Pour un peu, on dirait la scène tout droit sortie de la Guerre des Boutons de Louis Pergaud: des centaines de ballons chargés d’immondices (mégots, excréments d’animaux et autres matières pestilentielles) ont été lâchés ces dernières semaines par la Corée du Nord en direction de son aimable voisin du Sud.

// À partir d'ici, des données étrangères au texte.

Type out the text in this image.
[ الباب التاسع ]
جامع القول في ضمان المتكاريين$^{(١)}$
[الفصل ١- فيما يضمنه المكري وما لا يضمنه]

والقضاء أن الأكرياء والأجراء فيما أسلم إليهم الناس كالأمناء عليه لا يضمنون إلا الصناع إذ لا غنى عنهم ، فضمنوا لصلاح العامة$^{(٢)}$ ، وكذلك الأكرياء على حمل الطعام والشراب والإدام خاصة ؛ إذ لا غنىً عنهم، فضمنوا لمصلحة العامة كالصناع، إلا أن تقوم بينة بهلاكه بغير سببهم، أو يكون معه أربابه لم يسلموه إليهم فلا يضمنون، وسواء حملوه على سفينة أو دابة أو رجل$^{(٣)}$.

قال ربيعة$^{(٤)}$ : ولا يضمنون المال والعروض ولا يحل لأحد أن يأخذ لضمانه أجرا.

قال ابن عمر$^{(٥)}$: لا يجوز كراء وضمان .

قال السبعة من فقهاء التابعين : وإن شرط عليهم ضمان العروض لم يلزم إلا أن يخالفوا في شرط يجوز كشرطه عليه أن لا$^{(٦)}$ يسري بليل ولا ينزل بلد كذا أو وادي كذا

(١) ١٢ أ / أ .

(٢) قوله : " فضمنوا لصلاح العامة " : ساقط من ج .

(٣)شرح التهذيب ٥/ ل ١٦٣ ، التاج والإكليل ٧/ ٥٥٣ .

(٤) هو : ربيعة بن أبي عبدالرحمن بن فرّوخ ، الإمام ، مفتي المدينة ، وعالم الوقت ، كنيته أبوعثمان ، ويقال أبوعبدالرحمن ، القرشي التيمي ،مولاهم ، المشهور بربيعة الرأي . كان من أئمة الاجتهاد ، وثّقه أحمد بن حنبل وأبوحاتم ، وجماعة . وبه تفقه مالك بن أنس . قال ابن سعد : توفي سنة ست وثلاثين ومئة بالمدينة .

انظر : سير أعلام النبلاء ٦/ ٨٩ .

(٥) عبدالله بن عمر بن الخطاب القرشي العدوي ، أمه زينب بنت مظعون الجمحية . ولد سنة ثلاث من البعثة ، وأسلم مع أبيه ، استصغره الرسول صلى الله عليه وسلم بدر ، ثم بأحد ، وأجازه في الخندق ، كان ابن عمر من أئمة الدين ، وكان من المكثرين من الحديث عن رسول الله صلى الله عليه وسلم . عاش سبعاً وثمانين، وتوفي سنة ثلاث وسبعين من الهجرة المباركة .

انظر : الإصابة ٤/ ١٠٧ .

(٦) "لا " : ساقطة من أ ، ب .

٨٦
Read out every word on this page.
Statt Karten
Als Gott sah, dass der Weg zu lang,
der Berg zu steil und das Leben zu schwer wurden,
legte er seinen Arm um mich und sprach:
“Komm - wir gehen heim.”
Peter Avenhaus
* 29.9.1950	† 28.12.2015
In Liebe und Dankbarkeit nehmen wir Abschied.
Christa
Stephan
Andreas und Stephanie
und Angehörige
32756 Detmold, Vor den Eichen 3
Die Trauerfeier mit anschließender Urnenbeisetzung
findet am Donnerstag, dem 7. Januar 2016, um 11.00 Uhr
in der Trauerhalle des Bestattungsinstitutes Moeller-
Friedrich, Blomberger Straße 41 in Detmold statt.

Visuellement, ces missiles doux ressemblent à une forme de ballon sonde météorologique auquel aurait été greffé un paquetage.
Pour le moins étonnante, cette pratique fait écho à d’autres démarches tout aussi désarçonnantes proposées quant à elle par la Corée du Sud, comme l’utilisation de hauts parleurs géants diffusant, en direction de la zone démilitarisée qui longe le Nord, des chansons de K-Pop ou l’envoi de ballons, là encore, mais vers le Nord cette fois, charriant des tracts sur la démocratie ou des clés USB contenant des séries télévisées Sud coréennes.
La propagande sonore, une histoire vielle comme la guerre
Etrange grammaire que cette guerre du ciel un peu bravache propose, ce d’autant que le recours à la propagande sonore ne date pas d’hier et remonte à la guerre de Corée (1950-1953) et que de cette propagande des cieux, se détache même un lexique particulier: les ballons de déchets sont désignés par le Nord comme des « cadeaux sincères », tandis que les tracts et séries de propagande envoyée par les airs depuis le Sud se qualifient de «messages de lumière».
Reste que ces provocations réciproques, si elles peuvent faire sourire, ne doivent pas occulter le risque d’une reprise d’un conflit armé en sourdine mais techniquement toujours en cours, le Nord s’étant ayant d’ores et déjà réservé le droit d’employer l’artillerie contre les hauts parleurs s’ils n’étaient pas éteints, voire de reprendre ses tirs en mer jaune. Quand on vous disait qu’il ne faut jamais sous-estimer les conflits de voisinage.